Книга Вербовщик. Подлинная история легендарного нелегала Быстролетова, страница 79. Автор книги Иван Просветов

Разделитель для чтения книг в онлайн библиотеке

Онлайн книга «Вербовщик. Подлинная история легендарного нелегала Быстролетова»

Cтраница 79

После XXII съезда бывший фронтовик и лагерник Александр Солженицын передал машинописный экземпляр своей повести «Щ-854. Один день одного зэка» в редакцию «Нового мира». Согласовывали ее долго, переименовали в «Один день Ивана Денисовича», печатали – с личного одобрения Хрущева. 18 ноября 1962 года 97 000 экземпляров журнала развезли по киоскам и разослали подписчикам по всей стране. Издание с «Одним днем» стремительно исчезло с прилавков, и редакция допечатала еще 25 000. В январе 1963 года повесть вышла в «Роман-газете» 700-тысячным тиражом, а летом – еще и отдельной книгой. Константин Симонов, писатель с высочайшим авторитетом, отозвался о ней с исключительной похвалой:

«Тема повести связана с такой страшной и кровоточащей раной, что по-настоящему поднять ее мог […] лишь художник, безгранично любящий людей своей Советской страны и верящий в их нравственную силу». [400]

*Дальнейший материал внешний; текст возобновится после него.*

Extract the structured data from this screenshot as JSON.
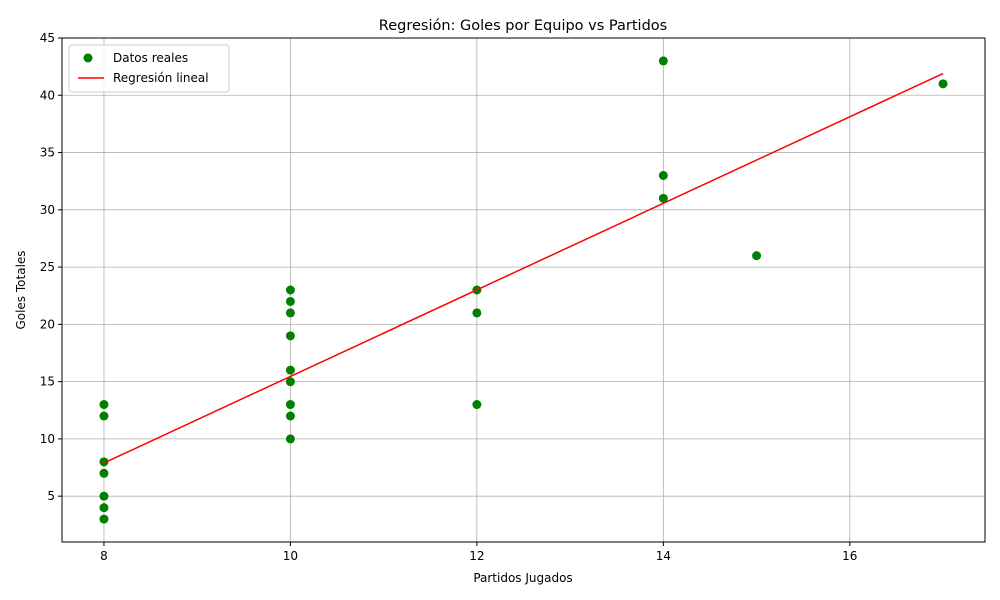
{
  "chart_data": {
    "type": "scatter",
    "title": "Regresión: Goles por Equipo vs Partidos",
    "xlabel": "Partidos Jugados",
    "ylabel": "Goles Totales",
    "xlim": [
      7.55,
      17.45
    ],
    "ylim": [
      1,
      45
    ],
    "xticks": [
      8,
      10,
      12,
      14,
      16
    ],
    "yticks": [
      5,
      10,
      15,
      20,
      25,
      30,
      35,
      40,
      45
    ],
    "grid": true,
    "legend_position": "upper-left",
    "series": [
      {
        "name": "Datos reales",
        "kind": "scatter",
        "color": "#008000",
        "points": [
          [
            8,
            3
          ],
          [
            8,
            4
          ],
          [
            8,
            5
          ],
          [
            8,
            7
          ],
          [
            8,
            8
          ],
          [
            8,
            12
          ],
          [
            8,
            13
          ],
          [
            10,
            10
          ],
          [
            10,
            12
          ],
          [
            10,
            13
          ],
          [
            10,
            15
          ],
          [
            10,
            16
          ],
          [
            10,
            19
          ],
          [
            10,
            21
          ],
          [
            10,
            22
          ],
          [
            10,
            23
          ],
          [
            12,
            13
          ],
          [
            12,
            21
          ],
          [
            12,
            23
          ],
          [
            14,
            31
          ],
          [
            14,
            33
          ],
          [
            14,
            43
          ],
          [
            15,
            26
          ],
          [
            17,
            41
          ]
        ]
      },
      {
        "name": "Regresión lineal",
        "kind": "line",
        "color": "#ff0000",
        "points": [
          [
            8,
            7.9
          ],
          [
            17,
            41.9
          ]
        ]
      }
    ]
  }
}
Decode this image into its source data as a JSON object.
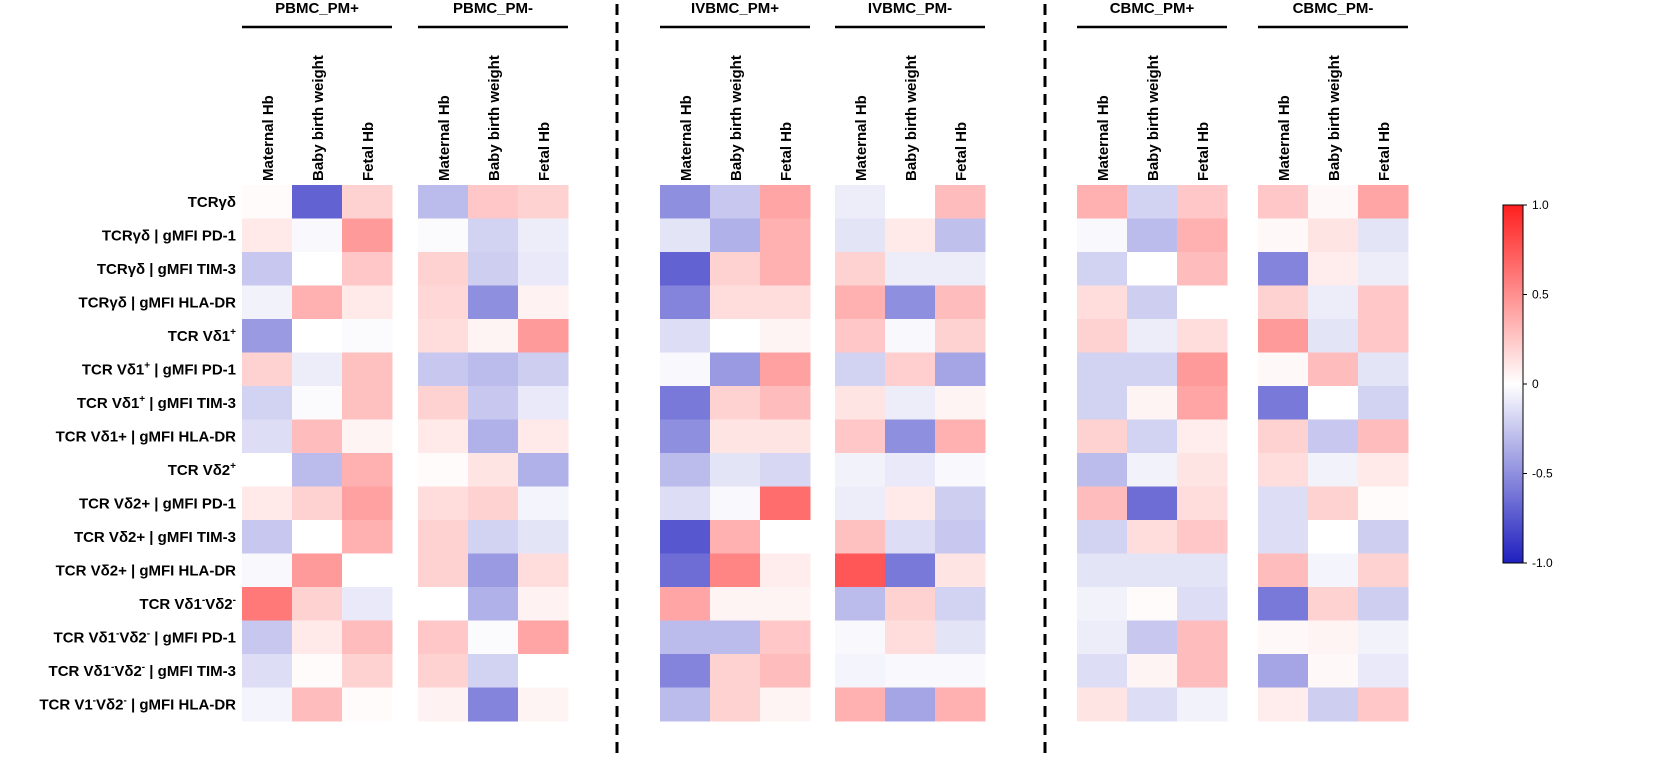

Еще до того, как имя Сталина исчезло с мавзолея, вчерашние з/к твердо знали, что о «том самом» прошлом писать нужно – непременно и обязательно.

«Лагерь – отрицательная школа с первого и до последнего дня для кого угодно. Но уж если ты его видел – надо сказать правду, как бы она ни была страшна, – считал Варлам Шаламов. – Со своей стороны я давно решил, что всю оставшуюся жизнь посвящу именно этой правде». [401]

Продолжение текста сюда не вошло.